A Halloween Memory

When I was a kid, my sister and I weren’t allowed to buy Halloween costumes.  Certain small things could be purchased at the store, namely face paint, but everything else we had to make our selves.  This might seem like something my parents did as an exercise in creativity or an effort to instill some kind self reliance, but in reality it was just a way to save money.

All the the other neighborhood children went to the store and bought costumes, which, at the time, were little more than plastic masks held up with a thin elastic cord and a wispy sheet of vinyl with holes for your head and limbs.  I know these were shit costumes.  Cheap, unimaginative, utter crap.  But when you are six years old and have assembled a Spiderman outfit comprised of a pair of your sisters blue tights, an Underoos t-shirt and your Grandmother’s lipstick, well, you get deflated pretty fuckin’ quick when your best friend comes over ready to trick-or-treat wearing a sweet, store bought He-Man costume.

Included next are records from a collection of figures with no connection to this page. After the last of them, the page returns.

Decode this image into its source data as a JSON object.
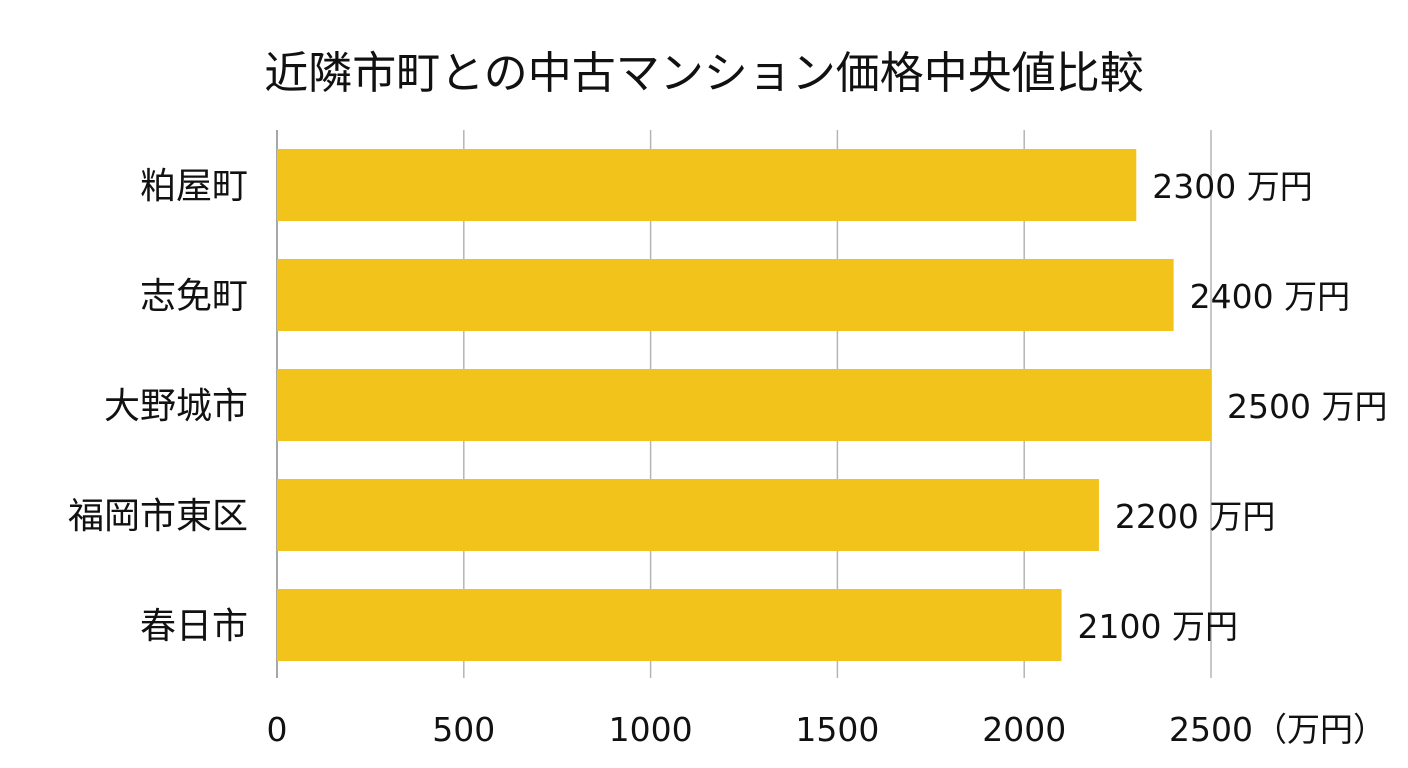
{
  "chart_data": {
    "type": "bar",
    "orientation": "horizontal",
    "title": "近隣市町との中古マンション価格中央値比較",
    "categories": [
      "粕屋町",
      "志免町",
      "大野城市",
      "福岡市東区",
      "春日市"
    ],
    "values": [
      2300,
      2400,
      2500,
      2200,
      2100
    ],
    "value_suffix": " 万円",
    "xlim": [
      0,
      2500
    ],
    "xticks": [
      0,
      500,
      1000,
      1500,
      2000,
      2500
    ],
    "xlabel": "",
    "ylabel": "",
    "x_unit_label": "（万円）",
    "grid": true,
    "legend": "none",
    "bar_color": "#f2c31a"
  }
}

Of all the my ill-conceived get ups, one stands tall above the rest.  I was four years old and absolutely captivated by The Incredible Hulk.  Between him and The Duke Brothers—whose flannel shirts informed my every day clothing—nothing seemed impossible.  All of life’s problem could be jumped over, smashed, or out run.  All you needed behind you was a just cause and maybe a moonshine running codger of an uncle.

So on my fourth Halloween, I decided to be The Hulk.  An easy costume, almost impossible to screw up.  A face covered in green paint and a shirt stuffed full of socks later, I was ready to go.  Just before embarking on our little candy hajj, my father, who next to Beau, Luke and David Banner was still the most powerful man on the planet says to me, “Why don’t you put a pair of panty hose over your head?” which I did, never stopping for an instant to question why The Incredible Hulk might decide to stuff his head in a pair L’eggs for the evening.

Many a Halloween came and went after that night and though I hadn’t ever forgotten about the incident, I never stopped to think about it for very long.  Finally, when I was maybe 20 years old and Halloween had become more about where to get drunk than it was about dressing up, I had a revelation; my Dad’s suggestion was nothing more than a way for him to amuse himself.

I can see him now, doubled over in laughter as I approached each successive house, him nearly engorged with self satisfaction at having provided a night of guffaws for himself and probably years of stifled chuckles and suppressed smiles any time the thought crossed his mind.

So thanks for the memories, Dad.  And the humiliation.  And the complex.  And the thin scrim of nylon through which I have to look back on my formative years with.